Commissioners, school board look into future of facilities
By Steve Herring
Published in News on March 17, 2013 1:50 AM
News-Argus/MICHAEL BETTS
Wayne County Public Schools Superintendent Dr. Steven Taylor addresses a question from a Wayne County commissioner during a joint meeting of the Board of Education and county commissioners Friday morning at the Wayne County Schools administrative offices.
News-Argus/MICHAEL BETTS
Wayne County Commissioner Joe Daughtery, left, listens as Dr. Steve Taylor highlights the process leading up to approval of the school facilities plan in 2007. Also pictured are school board member Chris West, center, and Commissioner Wayne Aycock.
Class was in session Friday morning for both Wayne County commissioners and Wayne County School Board members as each sought to school the other on their respective roles in public education.
Funding, normally a driving force behind meetings, did get a brief mention, but for the most part, both groups agreed the detailed discussion could wait until another day.
No real new ground was broken, but for the school board, Friday's two-hour meeting was an opportunity to show the lengthy and involved facilities planning process over the years, which had included numerous meetings with commissioners and resulted in the district's 2007 facilities plan.
It also was an opportunity for the school board to share student population data to support its decision to carry out the remainder of the plan.
There have been enrollment shifts around the county over the past decade, said Dr. Craig McFadden, assistant superintendent accountability and student services. But nothing that warrants making major changes to the plan, he said.
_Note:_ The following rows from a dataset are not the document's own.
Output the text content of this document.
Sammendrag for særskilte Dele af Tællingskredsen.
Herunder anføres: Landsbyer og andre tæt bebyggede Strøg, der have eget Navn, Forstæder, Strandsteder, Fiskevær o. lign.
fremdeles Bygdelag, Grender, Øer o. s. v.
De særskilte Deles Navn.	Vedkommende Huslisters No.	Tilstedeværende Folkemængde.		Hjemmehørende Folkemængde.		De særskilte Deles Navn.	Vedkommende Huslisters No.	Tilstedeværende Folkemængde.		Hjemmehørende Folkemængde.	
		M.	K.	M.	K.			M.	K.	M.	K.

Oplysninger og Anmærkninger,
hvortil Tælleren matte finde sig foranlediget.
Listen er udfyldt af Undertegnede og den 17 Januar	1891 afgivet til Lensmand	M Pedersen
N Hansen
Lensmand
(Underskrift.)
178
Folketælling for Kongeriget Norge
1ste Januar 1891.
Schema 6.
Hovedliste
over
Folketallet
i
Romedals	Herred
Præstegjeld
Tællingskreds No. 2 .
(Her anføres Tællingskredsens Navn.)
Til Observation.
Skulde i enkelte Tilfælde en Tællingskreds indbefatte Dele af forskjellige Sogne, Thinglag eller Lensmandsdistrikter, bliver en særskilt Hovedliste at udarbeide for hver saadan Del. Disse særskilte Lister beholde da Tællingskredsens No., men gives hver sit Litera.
For commissioners, it was a chance to express concerns over the length of time it takes to have a school built, the overcrowding at some schools and the number of mobile units now in use across the district.
School board members Eddie Radford and Chris West provided representative examples, from narrow hallways and crowded lunchrooms at Charles B. Aycock High School at Pikeville to storage rooms being converted into classrooms at Grantham School.
And there was a reminder that school facilities are just a part of a much larger countywide facilities puzzle.
Members of both elected bodies agreed that perhaps the most important part of the meeting was that they learned more about the other and had dispelled the perception by some that there was friction between them.
Commissioner Joe Daughtery said one of the more enlightening aspects of the meeting was seeing how long it takes from when a decision is made to build a school to actual completion.
Daughtery said he would like to see that time reduced. He also mentioned looking at more energy-efficient buildings as a savings measure.
Overall costs, including operational costs, need to be considered, he said.
"I hope the two boards can work together to get this solved and get it solved quickly so that we don't lose a generation of children while we are arguing about what schools to build," he said.
School board member Arnold Flowers said he was impressed with Daughtery's interest in expediting the process.
He was the only one to stray into school financing by suggesting that commissioners free up to between $5 million and $6 million over the next two years. That, he said, would allow building one of the desperately needed middle schools at Grantham or Spring Creek.
Other funding options could be a bond referendum or even a tax increase, Flowers said.
The public would more readily support a tax increase if it was earmarked for new schools, he said.
Commission Chairman Steve Keen, who had advocated for the Friday meeting for nearly a year, also broached finances, saying that the funding sources "are not there like they used to be."
"We cannot ignore that," he said.
He also voiced concerns that failure on the county's part related to education and facilities could adversely affect the area during the next round of Base Realignment and Closure discussions. Keen questioned whether the county would have all it needed before the next BRAC decision.
"Getting back to Mr. Daughtery as far as time to do this, can we afford it? How will we afford it?" Keen said. "And the time is now. We have to make a decision on how we are going to move forward with our facilities. Not just the schools, but all of the county's facilities -- whether it is the jail. Whether it is the library.
"But we have to find the funds because they are being shut down on the federal level. They are being shut down on the state level. So when it comes to here in the county we have got to decide how we are going to fund it and that is what this meeting is about today."
"We appreciate your interest in meeting with us, working with us, and looking at our plan, and to see how we can move forward," Superintendent Dr. Steve Taylor said. "Certainly we would have liked to have everything in that plan done by now, but we have been able to make progress. I think that we leave understanding each other.
"I think that we all understand what our roles are and where our involvement starts and where it ends."
"In order to get to a man's pocket, you have got to get to his heart," Keen said.
"I sure hope that we got to your heart," Taylor said, adding, "Will you sign a pledge when you leave?"